Effects of temperature on the establishment potential of the predatory mite Amblyseius californicus McGregor (Acari: Phytoseiidae) in the UK

Amblyseius californicus was introduced into the UK in the early 1990s as a biocontrol agent against glasshouse red spider mite Tetranychus urticae. This study investigated the effects of temperature on the establishment potential of A. californicus in the UK in the light of recent reports of their successful overwintering outside of glasshouse environments. The developmental thresholds were 9.9 and 8.6 °C respectively using simple and weighted linear regression. Using the day-degree requirement per generation calculated by weighted regression (143 day-degrees) in combination with climate data, it was estimated that up to seven generations would be possible annually outdoors in the UK. Non-diapausing adult females froze at −22 °C, with 100% mortality after reaching their freezing temperature.
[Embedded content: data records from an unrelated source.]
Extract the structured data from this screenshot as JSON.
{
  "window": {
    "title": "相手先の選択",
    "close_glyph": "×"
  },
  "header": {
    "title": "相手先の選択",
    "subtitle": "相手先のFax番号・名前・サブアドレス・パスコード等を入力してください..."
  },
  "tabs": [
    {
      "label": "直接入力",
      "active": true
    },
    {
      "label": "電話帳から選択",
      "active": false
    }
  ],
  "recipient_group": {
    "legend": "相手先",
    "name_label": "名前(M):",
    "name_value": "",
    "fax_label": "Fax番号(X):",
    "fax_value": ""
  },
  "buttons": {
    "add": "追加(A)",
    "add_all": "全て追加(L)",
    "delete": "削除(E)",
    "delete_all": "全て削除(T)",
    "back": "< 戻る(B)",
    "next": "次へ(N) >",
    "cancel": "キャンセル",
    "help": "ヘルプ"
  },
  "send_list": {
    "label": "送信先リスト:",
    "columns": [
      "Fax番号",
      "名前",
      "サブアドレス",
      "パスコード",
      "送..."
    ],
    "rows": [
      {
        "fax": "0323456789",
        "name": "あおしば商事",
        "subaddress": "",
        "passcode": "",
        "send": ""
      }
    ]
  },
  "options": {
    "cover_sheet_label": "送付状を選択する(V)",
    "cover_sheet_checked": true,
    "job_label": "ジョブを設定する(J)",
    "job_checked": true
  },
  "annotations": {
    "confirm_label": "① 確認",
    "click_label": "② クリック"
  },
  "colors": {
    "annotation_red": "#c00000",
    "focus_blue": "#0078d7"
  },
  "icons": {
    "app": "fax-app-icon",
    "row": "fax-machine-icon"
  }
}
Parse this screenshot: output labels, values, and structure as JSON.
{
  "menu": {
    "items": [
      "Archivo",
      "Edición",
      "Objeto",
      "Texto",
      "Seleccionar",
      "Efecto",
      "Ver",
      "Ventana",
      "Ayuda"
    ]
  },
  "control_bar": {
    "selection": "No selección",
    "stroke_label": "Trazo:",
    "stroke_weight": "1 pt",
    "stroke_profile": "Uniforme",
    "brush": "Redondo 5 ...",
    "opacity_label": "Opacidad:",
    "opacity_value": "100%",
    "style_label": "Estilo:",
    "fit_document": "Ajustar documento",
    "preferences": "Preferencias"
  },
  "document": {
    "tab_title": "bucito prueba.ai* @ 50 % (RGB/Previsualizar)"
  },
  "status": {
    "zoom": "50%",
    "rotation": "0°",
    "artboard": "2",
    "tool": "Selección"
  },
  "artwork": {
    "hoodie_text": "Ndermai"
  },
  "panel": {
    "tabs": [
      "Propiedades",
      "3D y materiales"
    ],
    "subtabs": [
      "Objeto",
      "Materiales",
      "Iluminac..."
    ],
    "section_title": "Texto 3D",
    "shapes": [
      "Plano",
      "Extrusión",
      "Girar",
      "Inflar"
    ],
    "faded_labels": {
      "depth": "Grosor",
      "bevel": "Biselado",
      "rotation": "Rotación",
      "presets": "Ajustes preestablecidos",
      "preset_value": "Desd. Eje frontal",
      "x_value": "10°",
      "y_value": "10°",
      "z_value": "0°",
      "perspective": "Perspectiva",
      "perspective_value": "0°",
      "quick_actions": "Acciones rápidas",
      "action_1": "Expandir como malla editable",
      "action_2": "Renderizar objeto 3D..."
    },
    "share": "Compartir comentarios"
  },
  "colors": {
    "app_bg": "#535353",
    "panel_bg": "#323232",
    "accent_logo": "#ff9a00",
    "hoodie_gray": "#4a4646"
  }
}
Up to 90% of mites died before freezing after short exposures to low temperatures. Significant acclimation responses occurred; 90% of acclimated individuals survived 26 days exposure at 0 °C and 11 days at −5 °C (acclimated mites were reared at 19 °C, 6L:18D followed by 1 week at 10 °C, 12L:12D). Non-diapausing adult females survived over 3 months outdoors in winter under sheltered conditions and oviposition was observed. The experimental protocol used in this study is discussed as a pre-release screen for the establishment potential of other Amblyseius species, and similar non-native biocontrol agents.